The storm was expected to pass directly over Tongatapu overnight with the capital, Nuku'alofa on track to take a direct hit, instead the cyclone just passed to the North of Tongatapu without its high winds and heavy rain.
But the northern Tongan groups of Vava'u and Ha'apai were being hammered by destructive storm force winds and torrential downpours, with gusts estimated at 180km/hr yesterday.
Paula Ma'u, director of Tonga's National Emergency Management Office (NEMO), told Matangi Tonga online yesterday evening that there were no casualties or injuries reported from throughout Tonga from the large cyclone.
"Our Met Office says the face of Tino was to the North where all the wind and rain was, but on the South side it turned a large blind eye on Tongatapu, even though it was so close."
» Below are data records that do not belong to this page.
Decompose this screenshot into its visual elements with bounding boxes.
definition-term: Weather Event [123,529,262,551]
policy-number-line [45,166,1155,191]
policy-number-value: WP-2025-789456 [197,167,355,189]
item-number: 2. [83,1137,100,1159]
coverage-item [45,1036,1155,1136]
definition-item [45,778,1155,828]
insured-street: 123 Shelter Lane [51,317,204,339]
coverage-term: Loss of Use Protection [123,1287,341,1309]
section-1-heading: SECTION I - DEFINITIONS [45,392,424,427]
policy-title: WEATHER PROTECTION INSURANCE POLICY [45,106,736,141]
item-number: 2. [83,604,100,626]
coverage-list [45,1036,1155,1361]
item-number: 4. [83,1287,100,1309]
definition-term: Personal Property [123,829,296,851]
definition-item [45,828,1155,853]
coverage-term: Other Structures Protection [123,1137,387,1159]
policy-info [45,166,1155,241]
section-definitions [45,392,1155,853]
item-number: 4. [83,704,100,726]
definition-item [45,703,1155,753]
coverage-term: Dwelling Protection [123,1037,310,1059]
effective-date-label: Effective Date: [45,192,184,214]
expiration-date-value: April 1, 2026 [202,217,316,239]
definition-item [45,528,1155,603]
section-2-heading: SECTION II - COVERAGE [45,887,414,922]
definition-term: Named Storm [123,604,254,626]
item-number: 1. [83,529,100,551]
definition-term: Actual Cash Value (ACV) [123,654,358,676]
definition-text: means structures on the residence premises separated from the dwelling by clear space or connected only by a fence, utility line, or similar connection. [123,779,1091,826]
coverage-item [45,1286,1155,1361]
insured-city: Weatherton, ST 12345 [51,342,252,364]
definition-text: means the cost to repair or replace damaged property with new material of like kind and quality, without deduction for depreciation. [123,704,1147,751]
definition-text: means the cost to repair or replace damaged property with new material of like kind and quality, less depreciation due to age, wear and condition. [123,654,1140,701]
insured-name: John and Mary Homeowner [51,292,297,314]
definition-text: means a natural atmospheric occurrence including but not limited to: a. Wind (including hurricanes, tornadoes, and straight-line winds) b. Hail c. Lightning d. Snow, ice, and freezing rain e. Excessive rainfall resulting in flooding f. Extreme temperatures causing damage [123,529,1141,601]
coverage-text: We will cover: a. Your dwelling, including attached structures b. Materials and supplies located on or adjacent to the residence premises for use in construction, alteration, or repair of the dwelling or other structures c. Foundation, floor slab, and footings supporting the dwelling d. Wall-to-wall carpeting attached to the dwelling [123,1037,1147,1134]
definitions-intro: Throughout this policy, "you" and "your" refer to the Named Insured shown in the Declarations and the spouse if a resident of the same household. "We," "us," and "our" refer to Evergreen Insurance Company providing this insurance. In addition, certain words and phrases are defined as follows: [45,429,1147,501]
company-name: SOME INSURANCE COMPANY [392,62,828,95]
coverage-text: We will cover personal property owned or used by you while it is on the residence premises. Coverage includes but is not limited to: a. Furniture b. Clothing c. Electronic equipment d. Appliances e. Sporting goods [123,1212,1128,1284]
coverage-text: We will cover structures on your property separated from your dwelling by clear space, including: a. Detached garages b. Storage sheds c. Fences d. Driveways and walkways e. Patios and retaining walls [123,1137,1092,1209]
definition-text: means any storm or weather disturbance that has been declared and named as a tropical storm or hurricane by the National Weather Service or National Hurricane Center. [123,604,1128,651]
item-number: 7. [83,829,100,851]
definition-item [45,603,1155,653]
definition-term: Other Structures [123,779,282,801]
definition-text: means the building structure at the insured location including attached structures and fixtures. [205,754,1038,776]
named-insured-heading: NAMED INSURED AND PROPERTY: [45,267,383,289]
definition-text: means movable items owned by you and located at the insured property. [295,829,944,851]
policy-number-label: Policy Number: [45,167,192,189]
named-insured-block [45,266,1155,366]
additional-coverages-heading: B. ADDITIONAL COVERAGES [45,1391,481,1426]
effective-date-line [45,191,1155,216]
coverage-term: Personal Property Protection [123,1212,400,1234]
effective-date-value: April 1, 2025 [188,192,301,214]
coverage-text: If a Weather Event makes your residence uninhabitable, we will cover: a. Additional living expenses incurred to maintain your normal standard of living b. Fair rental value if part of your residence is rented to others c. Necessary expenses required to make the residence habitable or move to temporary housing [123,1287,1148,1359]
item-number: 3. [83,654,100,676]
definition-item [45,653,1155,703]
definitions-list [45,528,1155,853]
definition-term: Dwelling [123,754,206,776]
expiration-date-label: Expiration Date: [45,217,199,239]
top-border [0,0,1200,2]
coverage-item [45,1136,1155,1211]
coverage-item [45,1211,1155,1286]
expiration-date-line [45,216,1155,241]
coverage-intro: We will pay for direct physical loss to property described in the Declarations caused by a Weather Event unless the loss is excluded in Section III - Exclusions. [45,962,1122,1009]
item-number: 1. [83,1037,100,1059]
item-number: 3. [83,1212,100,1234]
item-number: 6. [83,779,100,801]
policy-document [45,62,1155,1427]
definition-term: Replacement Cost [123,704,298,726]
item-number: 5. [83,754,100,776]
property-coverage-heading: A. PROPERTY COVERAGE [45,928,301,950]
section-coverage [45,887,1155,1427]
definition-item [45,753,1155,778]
"It is surprising to see the effects of nature," he said.
Nuku'alofa and Tongatapu, home to most of the Tongan population, along with nearby 'Eua, are still recovering from extensive damage caused by Cyclone Gita only two years ago.
Dozens of evacuation centres were opened in Tonga in preparation for Tino and people were being urged to hunker down as Cyclone Tino moved closer to the Kingdom.
Paula Ma'u said the coastal areas of Tonga have been hit hard by storm surges from Cyclone Tino, which passed over Tonga at high tide.
Nomuka, located between Ha'apai and Tongatapu, was closest to the centre of the storm.
"We will start tomorrow in Tongatapu to conduct a survey exercise covering the coastal areas, and agriculture and the villages. This will also be done by our teams in Ha'apai, Vava'u and the outer islands." he said.
Tonga's National Emergency Management Committee met this morning.
International flights to Tonga were cancelled or delayed on Friday and Saturday Air New Zealand flights from Auckland and Air Fiji flights from Nadi were affected. All local domestic flights were cancelled.
Airlines are rescheduling passengers for Monday.
On Saturday, gale warnings had also been issued for Niue, and in Samoa, authorities there warned of the possibility of landslides and flooding. Strong winds fanned by Cyclone Tino had also brought down power to swathes of the main island Upolu, including the capital, Apia.